Gabriel ergreift jetzt die Chance zur Profilierung, die sich aus dem Streit der Union ergibt – und aus der sinkenden Zustimmung zum Kurs der Kanzlerin. Die Politik muss sich ehrlich machen, was das Ausmaß der Belastungen und die Möglichkeiten zur Krisenlösung anbelangt. Und sie muss schnell mit staatlichen Investitionen in Sozial- und Bildungspolitik verhindern, dass der Zustrom von Millionen die Gesellschaft spaltet: Das reicht vom Wohnungsbau bis zu mehr Lehrerstellen. Die Konkurrenz um Jobs oder um preiswerte Mietwohnungen, die Furcht vor überfüllten Schulklassen oder zu wenigen Kitaplätzen – all das wird zu Konflikten führen.
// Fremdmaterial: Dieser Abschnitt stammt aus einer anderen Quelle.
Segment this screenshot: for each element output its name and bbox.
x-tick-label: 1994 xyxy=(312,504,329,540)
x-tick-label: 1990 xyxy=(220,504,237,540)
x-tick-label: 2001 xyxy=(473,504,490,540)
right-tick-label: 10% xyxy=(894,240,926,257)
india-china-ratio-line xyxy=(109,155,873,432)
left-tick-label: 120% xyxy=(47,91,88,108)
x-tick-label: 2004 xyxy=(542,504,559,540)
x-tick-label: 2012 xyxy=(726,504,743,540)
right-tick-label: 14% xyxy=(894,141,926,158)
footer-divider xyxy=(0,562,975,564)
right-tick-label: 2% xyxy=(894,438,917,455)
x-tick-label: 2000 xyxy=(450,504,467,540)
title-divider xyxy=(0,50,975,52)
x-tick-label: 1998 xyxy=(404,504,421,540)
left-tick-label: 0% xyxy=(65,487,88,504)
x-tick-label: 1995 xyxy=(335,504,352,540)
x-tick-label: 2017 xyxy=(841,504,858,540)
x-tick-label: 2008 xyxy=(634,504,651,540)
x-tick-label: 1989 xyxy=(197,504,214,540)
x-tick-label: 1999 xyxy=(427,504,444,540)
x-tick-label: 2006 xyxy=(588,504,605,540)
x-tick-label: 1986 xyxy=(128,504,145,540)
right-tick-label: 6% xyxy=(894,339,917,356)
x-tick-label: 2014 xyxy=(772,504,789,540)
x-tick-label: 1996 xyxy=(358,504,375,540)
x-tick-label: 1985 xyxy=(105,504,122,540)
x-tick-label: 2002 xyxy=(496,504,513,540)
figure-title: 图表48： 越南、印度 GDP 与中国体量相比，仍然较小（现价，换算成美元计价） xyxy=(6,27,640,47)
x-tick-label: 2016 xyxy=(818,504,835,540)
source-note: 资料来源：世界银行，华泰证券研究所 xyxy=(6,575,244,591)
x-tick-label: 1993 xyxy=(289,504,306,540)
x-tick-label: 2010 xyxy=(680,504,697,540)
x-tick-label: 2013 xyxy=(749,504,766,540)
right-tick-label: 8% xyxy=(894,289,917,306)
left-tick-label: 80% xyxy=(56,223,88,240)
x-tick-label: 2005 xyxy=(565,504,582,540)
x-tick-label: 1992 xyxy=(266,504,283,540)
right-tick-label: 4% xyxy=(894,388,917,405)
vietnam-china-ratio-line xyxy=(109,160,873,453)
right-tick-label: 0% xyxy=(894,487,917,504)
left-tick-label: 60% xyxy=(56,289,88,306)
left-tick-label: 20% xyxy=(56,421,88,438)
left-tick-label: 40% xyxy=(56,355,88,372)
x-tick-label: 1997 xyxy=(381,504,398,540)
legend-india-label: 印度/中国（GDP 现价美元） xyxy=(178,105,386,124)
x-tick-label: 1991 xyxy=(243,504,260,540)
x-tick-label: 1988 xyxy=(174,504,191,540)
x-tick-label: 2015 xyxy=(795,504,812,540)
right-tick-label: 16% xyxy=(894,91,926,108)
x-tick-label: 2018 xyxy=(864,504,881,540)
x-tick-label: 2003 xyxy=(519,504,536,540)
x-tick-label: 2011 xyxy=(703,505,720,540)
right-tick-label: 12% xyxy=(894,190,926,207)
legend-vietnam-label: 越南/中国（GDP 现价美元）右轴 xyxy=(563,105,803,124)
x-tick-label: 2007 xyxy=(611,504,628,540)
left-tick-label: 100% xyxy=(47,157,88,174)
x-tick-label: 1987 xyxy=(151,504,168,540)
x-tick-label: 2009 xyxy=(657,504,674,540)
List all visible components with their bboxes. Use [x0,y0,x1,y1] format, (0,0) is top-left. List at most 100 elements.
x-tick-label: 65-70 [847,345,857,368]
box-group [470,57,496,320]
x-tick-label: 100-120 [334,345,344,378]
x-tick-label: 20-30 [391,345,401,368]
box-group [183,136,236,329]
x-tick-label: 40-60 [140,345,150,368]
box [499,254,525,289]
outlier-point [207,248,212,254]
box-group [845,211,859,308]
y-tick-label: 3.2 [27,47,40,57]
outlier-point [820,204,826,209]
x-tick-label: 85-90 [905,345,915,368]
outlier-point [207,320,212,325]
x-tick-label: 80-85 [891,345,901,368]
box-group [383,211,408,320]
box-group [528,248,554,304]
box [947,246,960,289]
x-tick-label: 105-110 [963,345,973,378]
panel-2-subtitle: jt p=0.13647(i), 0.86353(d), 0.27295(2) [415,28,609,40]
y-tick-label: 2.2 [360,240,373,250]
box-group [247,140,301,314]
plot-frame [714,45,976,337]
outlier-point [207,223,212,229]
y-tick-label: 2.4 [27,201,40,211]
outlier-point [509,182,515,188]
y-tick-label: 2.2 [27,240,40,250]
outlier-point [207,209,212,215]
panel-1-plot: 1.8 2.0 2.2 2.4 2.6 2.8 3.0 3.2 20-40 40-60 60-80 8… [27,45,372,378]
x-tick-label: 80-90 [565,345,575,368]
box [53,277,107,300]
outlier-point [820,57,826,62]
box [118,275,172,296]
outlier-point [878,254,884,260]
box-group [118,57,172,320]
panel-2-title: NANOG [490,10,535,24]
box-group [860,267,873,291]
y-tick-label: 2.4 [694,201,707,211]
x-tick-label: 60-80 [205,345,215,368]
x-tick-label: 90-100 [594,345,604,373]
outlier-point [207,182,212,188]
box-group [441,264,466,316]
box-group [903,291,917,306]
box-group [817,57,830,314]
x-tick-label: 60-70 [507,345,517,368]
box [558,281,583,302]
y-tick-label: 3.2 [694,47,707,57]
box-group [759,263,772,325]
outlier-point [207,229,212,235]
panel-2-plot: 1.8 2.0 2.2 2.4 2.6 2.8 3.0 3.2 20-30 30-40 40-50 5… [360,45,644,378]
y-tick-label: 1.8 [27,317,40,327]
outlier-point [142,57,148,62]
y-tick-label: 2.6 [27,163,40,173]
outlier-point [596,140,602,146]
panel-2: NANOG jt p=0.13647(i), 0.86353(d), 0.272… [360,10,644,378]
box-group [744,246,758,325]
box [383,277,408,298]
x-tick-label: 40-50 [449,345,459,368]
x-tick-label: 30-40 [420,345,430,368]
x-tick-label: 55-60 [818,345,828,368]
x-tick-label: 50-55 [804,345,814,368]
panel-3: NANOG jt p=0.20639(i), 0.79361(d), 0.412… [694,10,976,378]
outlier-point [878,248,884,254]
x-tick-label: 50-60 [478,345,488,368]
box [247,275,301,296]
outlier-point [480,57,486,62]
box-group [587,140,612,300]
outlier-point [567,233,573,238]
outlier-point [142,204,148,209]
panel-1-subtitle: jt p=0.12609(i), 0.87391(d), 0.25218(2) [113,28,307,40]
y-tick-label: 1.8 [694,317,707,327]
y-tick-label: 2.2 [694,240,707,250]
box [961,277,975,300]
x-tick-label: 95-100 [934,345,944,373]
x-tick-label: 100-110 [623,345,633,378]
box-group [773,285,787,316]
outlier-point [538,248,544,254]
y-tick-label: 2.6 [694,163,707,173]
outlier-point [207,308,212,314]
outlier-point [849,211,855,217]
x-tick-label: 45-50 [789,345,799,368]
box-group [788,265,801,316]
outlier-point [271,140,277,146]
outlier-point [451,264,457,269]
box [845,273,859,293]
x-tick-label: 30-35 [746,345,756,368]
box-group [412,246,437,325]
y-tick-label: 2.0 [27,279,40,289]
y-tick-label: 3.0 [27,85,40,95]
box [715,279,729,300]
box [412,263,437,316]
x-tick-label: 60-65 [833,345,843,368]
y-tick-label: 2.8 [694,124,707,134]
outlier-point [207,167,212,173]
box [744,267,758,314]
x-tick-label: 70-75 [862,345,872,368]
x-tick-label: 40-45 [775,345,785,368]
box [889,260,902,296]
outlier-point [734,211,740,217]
Es ist Merkels Fehler, dass sie diesen Fragen bislang wenig Aufmerksamkeit widmet, wohl in der Annahme, sie würden ihre optimistische Wir-schaffen-das-Rhetorik stören. Gabriel aber verlangt jetzt Taten. Vier bis sechs Milliarden Euro jährlich müsse der Bund allein Ländern und Kommunen dauerhaft zur Verfügung stellen.

Hinzu kommen Milliarden, die der Bund etwa für Integrationsprogramme und zusätzliche Hartz-4-Lasten einkalkulieren muss. Ob dies ohne Steuererhöhungen zu bezahlen ist, ist unklar. Gabriel will aber nicht der Erste sein, der das fordert. So hat er sich zur Finanzierung lieber gar nicht geäußert.

Der Riss geht mitten durch die SPD - und ihre Wählerschaft

Und die Debatte, ob der Flüchtlingszustrom aktuell etwa durch Transitzonen an den Grenzen zu steuern ist, bringt die Genossen schon wieder ins Schwimmen. Die Frage spaltet ja auch die SPD: Wer immer in Rathäusern oder Landesregierungen Verantwortung trägt, drängt die Parteispitze zu einem Stopp-Signal. Die Parteilinke dagegen gibt noch immer die Gralshüterin des Asylrechts, als sei nichts geschehen.

Der Riss geht mitten durch die SPD – und ihre Wählerschaft. Die Hälfte der SPD-Anhänger steht nach neuen Umfragen hinter Merkels Kurs, die andere Hälfte lehnt ihn ab. Gut möglich, dass darauf Gabriels Dünnhäutigkeit beruht. So vernünftig sein Mittelweg zwischen Merkel und Seehofer erscheint – ob die SPD ihm folgt, wenn es erst konkret wird, ist noch nicht geklärt.